I encountered the problem of "insufficient memory". The error is logged
in the file with a name " hs_err_pid86252.log"(attached in the end of this
I launched the spark job by " spark-submit --driver-memory 40g --master
yarn --deploy-mode client". The spark session was created with 10
executors each with 60g memory. The data access pattern is pretty simple, I
keep reading some spark dataframe from hdfs one by one, filter, join with
another dataframe, and then append the results to an dataframe:
for i= 1,2,3....
df1 = spark.read.parquet(file_i)
df_r = df1.filter(...). join(df2)
df_all = df_all.union(df_r)
each file_i is quite small, only a few GB, but there are a lot of such
files. after filtering and join, each df_r is also quite small. When the
program failed, df_all had only 10k rows which should be around 10GB. Each
machine in the cluster has round 80GB memory and 1TB disk space and only
one user was using the cluster when it failed due to insufficient memory.
My questions are:
i). The log file showed that it failed to allocate 8G committing memory.
But how could that happen when the driver and executors have more than 40g
free memory. In fact, only transformations but no actions had run when the
program failed. As I understand, only DAG and book-keeping work is done
during dataframe transformation, no data is brought into the memory. Why
spark still tries to allocate such large memory?
ii). Could manually running garbage collection help?
iii). Did I mis-specify some runtime parameter for jvm, yarn, or spark?

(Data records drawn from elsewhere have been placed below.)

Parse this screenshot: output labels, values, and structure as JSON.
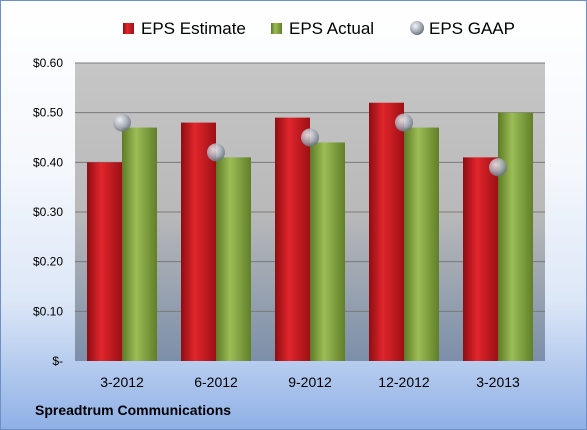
{
  "chart_data": {
    "type": "bar",
    "categories": [
      "3-2012",
      "6-2012",
      "9-2012",
      "12-2012",
      "3-2013"
    ],
    "series": [
      {
        "name": "EPS Estimate",
        "kind": "bar",
        "color": "#c0181e",
        "values": [
          0.4,
          0.48,
          0.49,
          0.52,
          0.41
        ]
      },
      {
        "name": "EPS Actual",
        "kind": "bar",
        "color": "#7ea03c",
        "values": [
          0.47,
          0.41,
          0.44,
          0.47,
          0.5
        ]
      },
      {
        "name": "EPS GAAP",
        "kind": "marker",
        "color": "#a7aeb8",
        "values": [
          0.48,
          0.42,
          0.45,
          0.48,
          0.39
        ]
      }
    ],
    "y_ticks": [
      {
        "value": 0.0,
        "label": "$-"
      },
      {
        "value": 0.1,
        "label": "$0.10"
      },
      {
        "value": 0.2,
        "label": "$0.20"
      },
      {
        "value": 0.3,
        "label": "$0.30"
      },
      {
        "value": 0.4,
        "label": "$0.40"
      },
      {
        "value": 0.5,
        "label": "$0.50"
      },
      {
        "value": 0.6,
        "label": "$0.60"
      }
    ],
    "ylim": [
      0,
      0.6
    ],
    "grid": true,
    "legend_position": "top"
  },
  "footer": {
    "company": "Spreadtrum Communications"
  }
}
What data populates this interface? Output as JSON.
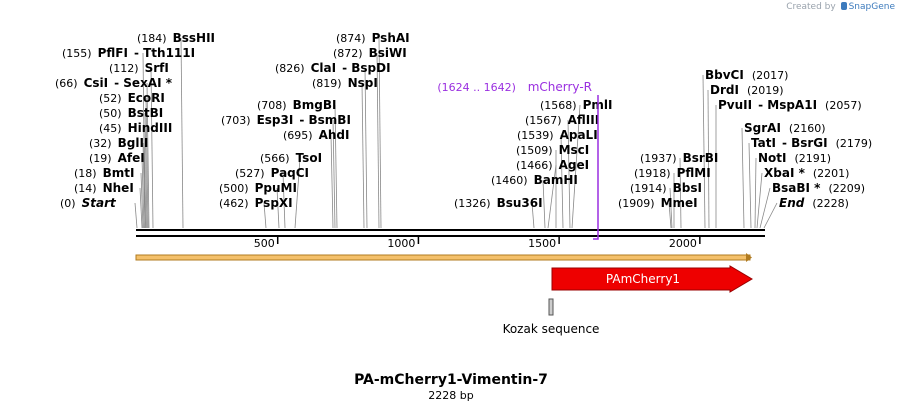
{
  "credit": {
    "prefix": "Created by",
    "brand": "SnapGene"
  },
  "map": {
    "title": "PA-mCherry1-Vimentin-7",
    "length_label": "2228 bp",
    "length_bp": 2228,
    "ticks": [
      500,
      1000,
      1500,
      2000
    ],
    "colors": {
      "primer": "#9a2fe0",
      "feature_red": "#ee0000",
      "orf": "#f4c06a",
      "orf_border": "#b07b20"
    },
    "sites": [
      {
        "name": "PflFI",
        "pos": "(155)",
        "extra": "Tth111I"
      },
      {
        "name": "BssHII",
        "pos": "(184)"
      },
      {
        "name": "SrfI",
        "pos": "(112)"
      },
      {
        "name": "CsiI",
        "pos": "(66)",
        "extra": "SexAI *"
      },
      {
        "name": "EcoRI",
        "pos": "(52)"
      },
      {
        "name": "BstBI",
        "pos": "(50)"
      },
      {
        "name": "HindIII",
        "pos": "(45)"
      },
      {
        "name": "BglII",
        "pos": "(32)"
      },
      {
        "name": "AfeI",
        "pos": "(19)"
      },
      {
        "name": "BmtI",
        "pos": "(18)"
      },
      {
        "name": "NheI",
        "pos": "(14)"
      },
      {
        "name": "Start",
        "pos": "(0)"
      },
      {
        "name": "PspXI",
        "pos": "(462)"
      },
      {
        "name": "PpuMI",
        "pos": "(500)"
      },
      {
        "name": "PaqCI",
        "pos": "(527)"
      },
      {
        "name": "TsoI",
        "pos": "(566)"
      },
      {
        "name": "AhdI",
        "pos": "(695)"
      },
      {
        "name": "Esp3I",
        "pos": "(703)",
        "extra": "BsmBI"
      },
      {
        "name": "BmgBI",
        "pos": "(708)"
      },
      {
        "name": "NspI",
        "pos": "(819)"
      },
      {
        "name": "ClaI",
        "pos": "(826)",
        "extra": "BspDI"
      },
      {
        "name": "BsiWI",
        "pos": "(872)"
      },
      {
        "name": "PshAI",
        "pos": "(874)"
      },
      {
        "name": "Bsu36I",
        "pos": "(1326)"
      },
      {
        "name": "BamHI",
        "pos": "(1460)"
      },
      {
        "name": "AgeI",
        "pos": "(1466)"
      },
      {
        "name": "MscI",
        "pos": "(1509)"
      },
      {
        "name": "ApaLI",
        "pos": "(1539)"
      },
      {
        "name": "AflIII",
        "pos": "(1567)"
      },
      {
        "name": "PmlI",
        "pos": "(1568)"
      },
      {
        "name": "MmeI",
        "pos": "(1909)"
      },
      {
        "name": "BbsI",
        "pos": "(1914)"
      },
      {
        "name": "PflMI",
        "pos": "(1918)"
      },
      {
        "name": "BsrBI",
        "pos": "(1937)"
      },
      {
        "name": "BbvCI",
        "pos": "(2017)"
      },
      {
        "name": "DrdI",
        "pos": "(2019)"
      },
      {
        "name": "PvuII",
        "pos": "(2057)",
        "extra": "MspA1I"
      },
      {
        "name": "SgrAI",
        "pos": "(2160)"
      },
      {
        "name": "TatI",
        "pos": "(2179)",
        "extra": "BsrGI"
      },
      {
        "name": "NotI",
        "pos": "(2191)"
      },
      {
        "name": "XbaI *",
        "pos": "(2201)"
      },
      {
        "name": "BsaBI *",
        "pos": "(2209)"
      },
      {
        "name": "End",
        "pos": "(2228)"
      }
    ],
    "primer": {
      "name": "mCherry-R",
      "range": "(1624 .. 1642)"
    },
    "features": [
      {
        "name": "PAmCherry1",
        "start": 1490,
        "end": 2216
      },
      {
        "name": "Kozak sequence",
        "start": 1480,
        "end": 1489
      }
    ]
  }
}
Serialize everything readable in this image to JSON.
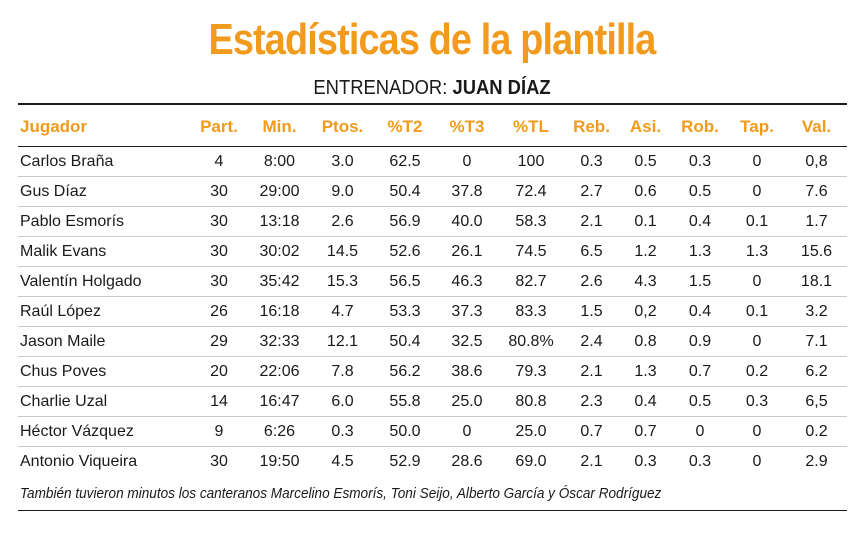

Any help or references are appreciated!
The content of hs_err_pid86252,log:
# There is insufficient memory for the Java Runtime Environment to continue.
# Native memory allocation (mmap) failed to map 8663334912 bytes(~8G) for
committing reserved memory.
# Possible reasons:
# The system is out of physical RAM or swap space
# In 32 bit mode, the process size limit was hit
# Possible solutions:
# Reduce memory load on the system
# Increase physical memory or swap space
# Check if swap backing store is full
# Use 64 bit Java on a 64 bit OS
# Decrease Java heap size (-Xmx/-Xms)
# Decrease number of Java threads
# Decrease Java thread stack sizes (-Xss)
# Set larger code cache with -XX:ReservedCodeCacheSize=
# This output file may be truncated or incomplete.
# Out of Memory Error (os_linux.cpp:2643), pid=86252,
# JRE version: OpenJDK Runtime Environment (8.0_151-b12) (build
# Java VM: OpenJDK 64-Bit Server VM (25.151-b12 mixed mode linux-amd64 )
# Failed to write core dump. Core dumps have been disabled. To enable core
dumping, try "ulimit -c unlimited" before starting Java again
--------------- T H R E A D ---------------
Current thread (0x00007fe0bc08c000): VMThread [stack: